Principles of Musical Acoustics, William M. Hartmann, Springer, 2013. $59.99 paper (348 pp.). ISBN 978-1-4614-6785-4
Musical acoustics is a rich, multidisciplinary subject that provides an interesting context for teaching physics concepts in an algebra-based course. Many undergraduates love music and are curious to know how instruments and sound recording and reproduction devices work. Central topics usually include vibrations and waves, analog and digital electronics, elements of musical structure, and the physiological and psychological aspects of human hearing.
Principles of Musical Acoustics by William Hartmann is part of the Springer series Undergraduate Lecture Notes in Physics, and it reads very much like a set of lectures honed over many years of teaching. Hartmann has taught musical acoustics at Michigan State University since 1974 and is known for his text Signals, Sound, and Sensation (Springer, 1998). His new book consists of 27 short chapters that cover the same basic topics as the classic text The Science of Sound (3rd edition, Addison-Wesley, 2002) by Thomas Rossing, F. Richard Moore, and Paul Wheeler—but in about half as many pages.
The Science of Sound supports two semesters worth of material that can be divided into courses on musical acoustics and the physics of electronic sound. In Principles of Musical Acoustics, Hartmann provides a more compact volume with about a semester’s worth of material while still including both instrument acoustics and audio electronics. It is a logical approach, given that live and recorded demonstrations are both useful pedagogical tools.
Although the book is not broken into formal sections, its chapters are evidently organized into groups. The first 17 focus on foundations of musical acoustics: vibrations and waves and the human dimensions of hearing physiology and psychology. They include a discussion of the essential instrumentation of an acoustics lab, including oscilloscopes, spectrum analyzers, transducers, frequency counters, and function generators. Other topics covered are Fourier analysis and sound intensity. Students mastering those foundational chapters will have a basic understanding of sound production, propagation, and perception. They will also find tips on how to use relevant lab instrumentation. The remainder of the book breaks into two sets of chapters on the auditory system and psychoacoustics.
Writing in an informal, flowing style, Hartmann effectively uses analogies to explain concepts. He does not, however, provide chapter summaries or lists of important terms and concepts, such as those included in other texts like Donald Hall’s popular Musical Acoustics (3rd edition, Brooks/Cole, 2002).
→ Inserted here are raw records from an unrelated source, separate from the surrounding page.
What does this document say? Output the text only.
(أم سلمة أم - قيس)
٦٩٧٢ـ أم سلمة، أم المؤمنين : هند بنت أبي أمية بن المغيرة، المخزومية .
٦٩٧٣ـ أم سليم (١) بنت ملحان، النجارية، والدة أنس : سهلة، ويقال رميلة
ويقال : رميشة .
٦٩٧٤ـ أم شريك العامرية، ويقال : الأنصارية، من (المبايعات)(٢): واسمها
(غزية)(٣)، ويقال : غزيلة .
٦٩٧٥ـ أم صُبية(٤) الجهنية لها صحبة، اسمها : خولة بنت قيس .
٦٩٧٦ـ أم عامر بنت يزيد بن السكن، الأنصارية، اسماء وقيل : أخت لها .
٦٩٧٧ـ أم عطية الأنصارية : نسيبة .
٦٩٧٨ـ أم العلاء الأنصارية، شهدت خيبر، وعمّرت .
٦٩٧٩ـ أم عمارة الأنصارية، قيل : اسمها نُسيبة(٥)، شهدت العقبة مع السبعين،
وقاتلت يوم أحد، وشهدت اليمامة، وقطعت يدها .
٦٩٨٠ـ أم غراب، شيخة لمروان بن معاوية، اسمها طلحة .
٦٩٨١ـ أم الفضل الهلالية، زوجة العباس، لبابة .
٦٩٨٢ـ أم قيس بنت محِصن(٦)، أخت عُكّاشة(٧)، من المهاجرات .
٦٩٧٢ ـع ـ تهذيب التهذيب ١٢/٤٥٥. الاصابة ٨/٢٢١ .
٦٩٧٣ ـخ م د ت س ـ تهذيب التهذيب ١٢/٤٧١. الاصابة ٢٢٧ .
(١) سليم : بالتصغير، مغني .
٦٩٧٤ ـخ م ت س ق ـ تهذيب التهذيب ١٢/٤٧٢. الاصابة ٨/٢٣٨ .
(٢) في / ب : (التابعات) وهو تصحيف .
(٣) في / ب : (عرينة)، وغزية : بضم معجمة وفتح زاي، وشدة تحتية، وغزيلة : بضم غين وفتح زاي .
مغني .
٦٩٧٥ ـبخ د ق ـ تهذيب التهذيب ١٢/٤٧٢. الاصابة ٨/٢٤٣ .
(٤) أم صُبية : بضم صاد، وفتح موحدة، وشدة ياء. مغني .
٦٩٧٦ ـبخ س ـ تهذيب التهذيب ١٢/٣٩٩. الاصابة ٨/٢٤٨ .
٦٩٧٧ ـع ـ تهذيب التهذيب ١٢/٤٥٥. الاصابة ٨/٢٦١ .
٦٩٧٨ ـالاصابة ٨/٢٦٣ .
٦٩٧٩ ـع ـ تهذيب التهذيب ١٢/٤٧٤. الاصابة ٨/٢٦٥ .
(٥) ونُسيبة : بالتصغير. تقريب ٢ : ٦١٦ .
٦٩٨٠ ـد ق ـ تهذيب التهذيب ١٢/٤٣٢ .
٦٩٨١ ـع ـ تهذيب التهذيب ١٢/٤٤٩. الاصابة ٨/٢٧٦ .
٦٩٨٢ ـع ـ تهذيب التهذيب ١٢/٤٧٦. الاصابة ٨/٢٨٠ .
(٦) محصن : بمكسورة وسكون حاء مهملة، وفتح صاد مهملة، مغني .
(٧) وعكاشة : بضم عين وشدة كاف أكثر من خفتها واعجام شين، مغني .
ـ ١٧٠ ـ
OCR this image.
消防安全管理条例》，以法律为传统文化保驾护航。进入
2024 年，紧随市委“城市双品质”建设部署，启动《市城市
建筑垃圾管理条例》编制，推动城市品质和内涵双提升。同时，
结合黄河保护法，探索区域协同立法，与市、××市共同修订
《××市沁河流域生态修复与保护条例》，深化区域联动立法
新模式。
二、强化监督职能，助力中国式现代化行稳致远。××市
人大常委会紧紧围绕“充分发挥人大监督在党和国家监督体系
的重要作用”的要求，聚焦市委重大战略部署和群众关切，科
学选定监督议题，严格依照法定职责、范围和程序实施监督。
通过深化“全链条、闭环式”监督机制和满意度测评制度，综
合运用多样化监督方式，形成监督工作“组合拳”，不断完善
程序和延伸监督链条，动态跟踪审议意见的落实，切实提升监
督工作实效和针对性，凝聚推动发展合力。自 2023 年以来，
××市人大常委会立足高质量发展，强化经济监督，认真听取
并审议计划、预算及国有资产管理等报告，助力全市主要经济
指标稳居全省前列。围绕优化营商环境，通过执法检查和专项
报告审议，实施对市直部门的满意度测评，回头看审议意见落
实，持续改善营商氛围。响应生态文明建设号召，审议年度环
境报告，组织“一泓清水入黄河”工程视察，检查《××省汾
Each chapter features useful drawings, diagrams, and graphs. Some diagrams include multiple parts to illustrate, for example, the oscillations of a standing wave and the interference of two waves traversing different path lengths. The text does not suggest it, but computer animations and simulations could complement those diagrams to give a sense of the dynamics in slow motion. Equations peppered throughout support quantitative work—for instance, calculations of the modes of vibrations of musically relevant structures or of wave disturbances in space and time. Example calculations set aside from the main text in boxes are pertinent and clear.
Exercises appear at the end of each chapter. Some are straightforward applications involving a short calculation or restatement of a concept. Others provide more of a challenge, encouraging students to integrate different ideas, think of implications not previously stated, or draw on their own auditory experience. Unlike many texts that provide brief answers to selected questions, this book gives solutions, including calculations and full explanations, to most of the exercises. Those solved problems provide an opportunity for self-study that could potentially stimulate cross-disciplinary dialog between colleagues in physics, music, and psychology departments.
Principles of Musical Acoustics is a welcome addition to the existing selection of undergraduate texts. It does not contain as much material as the texts by Rossing and coauthors or Hall, both of which I’ve taught from many times, and it lacks literature references, so it would not be a first choice for researchers. However, the writing is clear and lively, and it would be accessible to its target audience. Coupled with a laboratory component and ample demonstrations and computer visualizations, it could form the basis for a stimulating semester course.
John Smedley is a professor of physics at Bates College in Lewiston, Maine. He teaches algebra-based introductory courses on musical acoustics, energy and environment, and the physics of sports.